Actually, though, it was Kugel who made the best suggestion. He had been frozen silent and motionless while Harry and I talked, but then the components of face, limb and body rearranged themselves in slightly different configurations. "You are aware," he said in that hollow, unpleasant voice, "that the organics are mostly underground?"

"Underground?" I said, and he shifted position to gaze into my eyes with his own empty ones.

"In tunnels," he said. "Left by the Heechee, perhaps." Well, I hadn't been aware of that, but as soon as he said it it sounded plausible. I didn't comment, though, and so then he asked a question.

"Are these technologies familiar to you?" he asked. "That is, are they largely electromagnetic in nature?"

I assumed he was talking about the weapons, since that was all the technology I could see. "Pretty much, I guess. Why do you ask?"

"We have two alternate proposals for your consideration. Number One: If you wish we will volatilize these weapons, thus rendering them harmless."

I blinked at him. "Volatilize? How would you do that?"

"It would merely require opening a femtowidth slit in our containment for a femtosecond period of time, thus directing some of our components at the weapons. We calculate the drain on our mass would be negligible? no more than some seventeenths-to-the-eleventh power of our constituents. Of course," it added, "it would be necessary to devote some of the beam to opening a channel through the wall of the ship itself, with consequent cosmetic damage and loss of volatiles."
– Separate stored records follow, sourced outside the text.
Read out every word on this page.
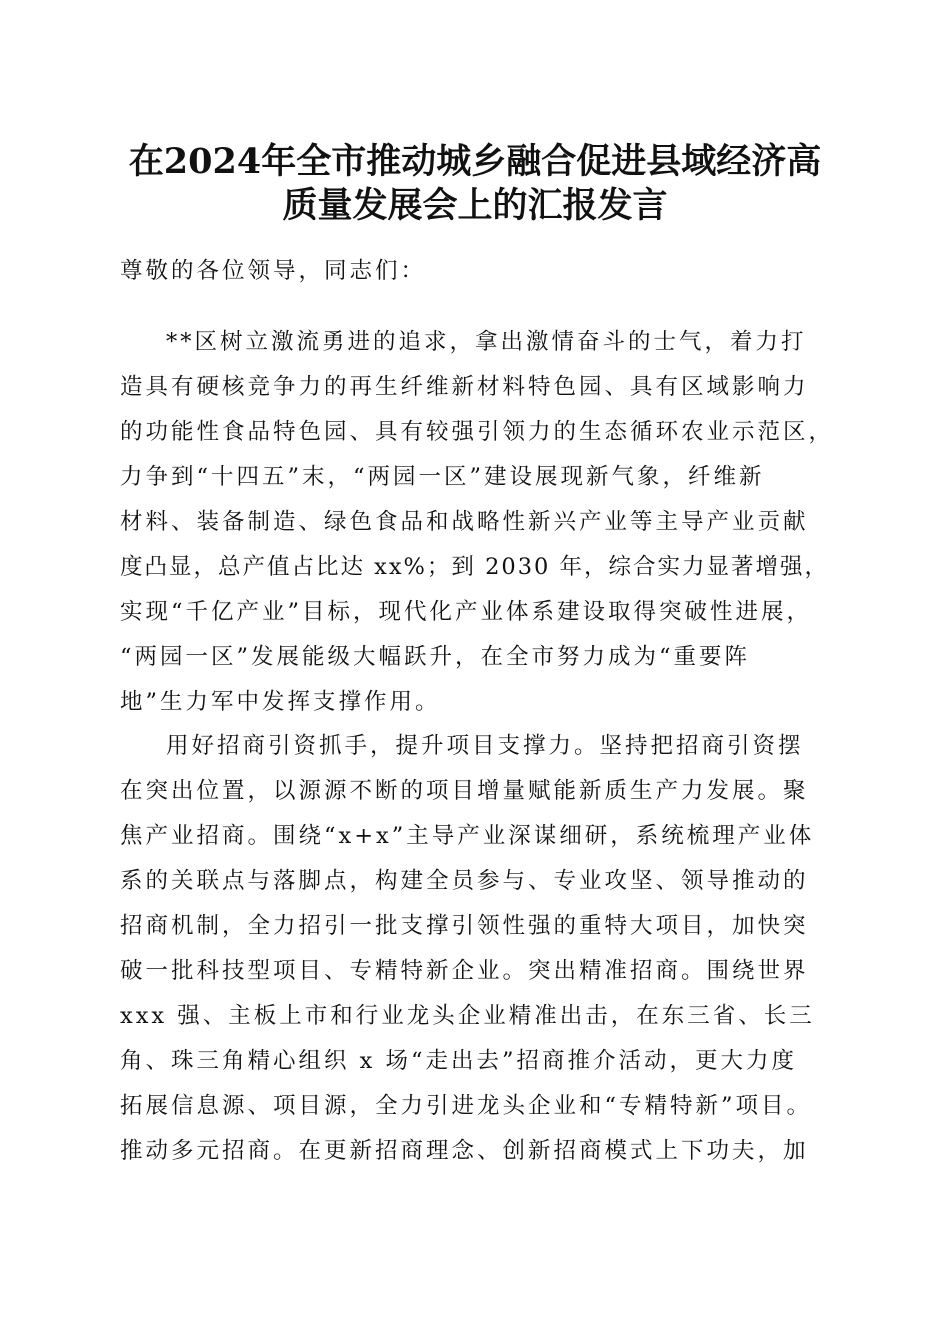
在2024年全市推动城乡融合促进县域经济高
质量发展会上的汇报发言
尊敬的各位领导，同志们：
**区树立激流勇进的追求，拿出激情奋斗的士气，着力打
造具有硬核竞争力的再生纤维新材料特色园、具有区域影响力
的功能性食品特色园、具有较强引领力的生态循环农业示范区，
力争到“十四五”末，“两园一区”建设展现新气象，纤维新
材料、装备制造、绿色食品和战略性新兴产业等主导产业贡献
度凸显，总产值占比达 xx%；到 2030 年，综合实力显著增强，
实现“千亿产业”目标，现代化产业体系建设取得突破性进展，
“两园一区”发展能级大幅跃升，在全市努力成为“重要阵
地”生力军中发挥支撑作用。
用好招商引资抓手，提升项目支撑力。坚持把招商引资摆
在突出位置，以源源不断的项目增量赋能新质生产力发展。聚
焦产业招商。围绕“x+x”主导产业深谋细研，系统梳理产业体
系的关联点与落脚点，构建全员参与、专业攻坚、领导推动的
招商机制，全力招引一批支撑引领性强的重特大项目，加快突
破一批科技型项目、专精特新企业。突出精准招商。围绕世界
xxx 强、主板上市和行业龙头企业精准出击，在东三省、长三
角、珠三角精心组织 x 场“走出去”招商推介活动，更大力度
拓展信息源、项目源，全力引进龙头企业和“专精特新”项目。
推动多元招商。在更新招商理念、创新招商模式上下功夫，加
I had had no idea the Kugel could do anything of the sort. Neither had Harry, whose jaw had dropped. "Hell with the volatiles!' he began, but I had already made a decision on that.

"No, Kugel. We don't want to do them any physical damage unless we have to. There are organics down there—" knowing perfectly well that he wouldn't see that as an objection to the plan, in fact more likely the opposite. But I hoped he would take my veto as binding, and he did.

"Number Two: Since the nature of your own technology is electromagnetic as well, might this structure's systems not be compatible enough for you to penetrate them?"

He seemed to think that that was all he needed to say. It wasn't. "So what should we do?" I asked.

His odd assemblage of features didn't really deserve to be called a face, but it managed to express a little disappointment at my slowness. "First, pour yourselves into a thin data store. Second, transmit yourselves to their systems. Third, complete your reconnaissance. Fourth, return here for consideration of next step."

"Oh," said Harry, bobbing his head. "Hey, Markie, that might work, right? Worth a try, don't you think?"

"What I think," I said, glancing down at the surface scan, "is that that first weapons barrel is about one arc-second from alignment on us, and the other one is close behind. What's going to happen to our ship while we're fooling around down there?"